Montag, 25. Februar 2008

indifference

today I was wondering what the perfect day would mean for me...
First of all I would wake up not knowing how this day is gonna be. It'd be just before sunrise, so I go out and see the sky getting light. Then I'd make myself some coffee, have breakfast in front of the open window and listen to "El Morro". While brushing my teeth I'd look into the mirror and find myself looking ok.
There no specific ideas about what happens next, probably nothing work-like and definitely no dentist! When checking my mail I'd have a postcard from a friend who's enjoying their holidays and wishes I would be with them, and a letter from my phone company who apologize for the inconvenience and accept my demand to get one more free month. On the street someone would smile at me without any special reason.
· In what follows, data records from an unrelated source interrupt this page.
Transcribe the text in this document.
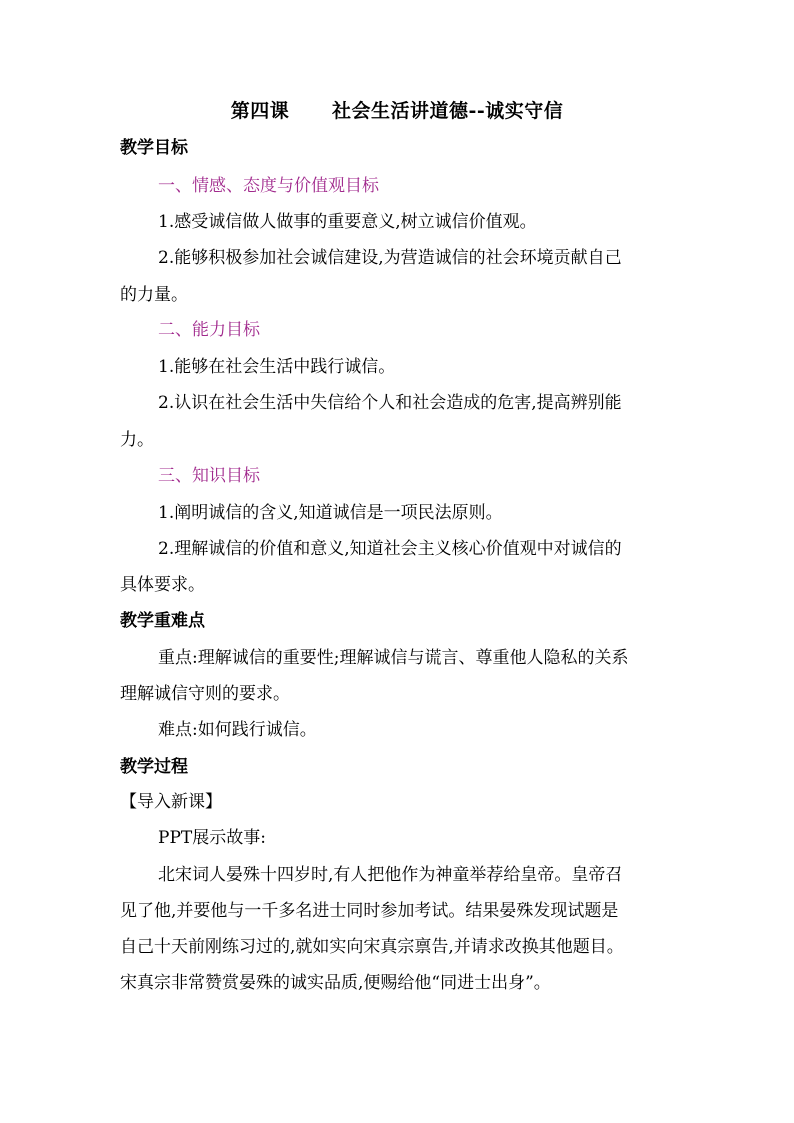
第四课      社会生活讲道德--诚实守信
教学目标
一、情感、态度与价值观目标
1.感受诚信做人做事的重要意义,树立诚信价值观。
2.能够积极参加社会诚信建设,为营造诚信的社会环境贡献自己
的力量。
二、能力目标
1.能够在社会生活中践行诚信。
2.认识在社会生活中失信给个人和社会造成的危害,提高辨别能
力。
三、知识目标
1.阐明诚信的含义,知道诚信是一项民法原则。
2.理解诚信的价值和意义,知道社会主义核心价值观中对诚信的
具体要求。
教学重难点
重点:理解诚信的重要性;理解诚信与谎言、尊重他人隐私的关系
理解诚信守则的要求。
难点:如何践行诚信。
教学过程
【导入新课】
PPT展示故事:
北宋词人晏殊十四岁时,有人把他作为神童举荐给皇帝。皇帝召
见了他,并要他与一千多名进士同时参加考试。结果晏殊发现试题是
自己十天前刚练习过的,就如实向宋真宗禀告,并请求改换其他题目。
宋真宗非常赞赏晏殊的诚实品质,便赐给他“同进士出身”。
I'd take the bike instead of the public transport, be much faster and listen to great music while riding in the sun. I'd meet someone unexpectedly and have an interesting conversation while we'd have our lunch.
When I'd come home the kitchen wouldn't look like a mess and when I turn on the radio they'd play at least two songs I really liked and haven't heard for a while. A friend would call and we talk about things we've done together, have a nice laugh and make an appointment to see each other soon. Of course there'd be frisbee practise where I'd do some nice catches/ throws/ lay-out's... and my trainer would tell me I've done well.
I'd make dinner with friends, someone - not me - would do the dishes. We'd drink wine, play games and, above all, make music together, whereas I'd play a Neil Young song on the guitar and everyone else sings along.
Before the day ends I'd go out for a little walk, look at the stars, feel the wind blow and have a little tear in my eye because I'd realize who lucky I am and that it has been a perfect day.

so... does this sound so unachievable? The truth is, every single day I find one of these small things happening, not all at the same time, though. I'm not looking for the big events like wining the lottery, attending a private concert of Billy Joel or saving the world. I just want to be able to enjoy normality with all these special moments, which I really can't at the moment. I'm not gonna have a perfect day. I'll go on with my life, or better: It goes on with me caught in it, wanting to be and act differently, failing. But tell me, how much difference does it make?

Freitag, 15. Februar 2008

Verweigerung - refusal *

again, I got a soundtrack, this time as for late winter's season, for when it's sunny and snowing outside sometimes but grey for the most of it...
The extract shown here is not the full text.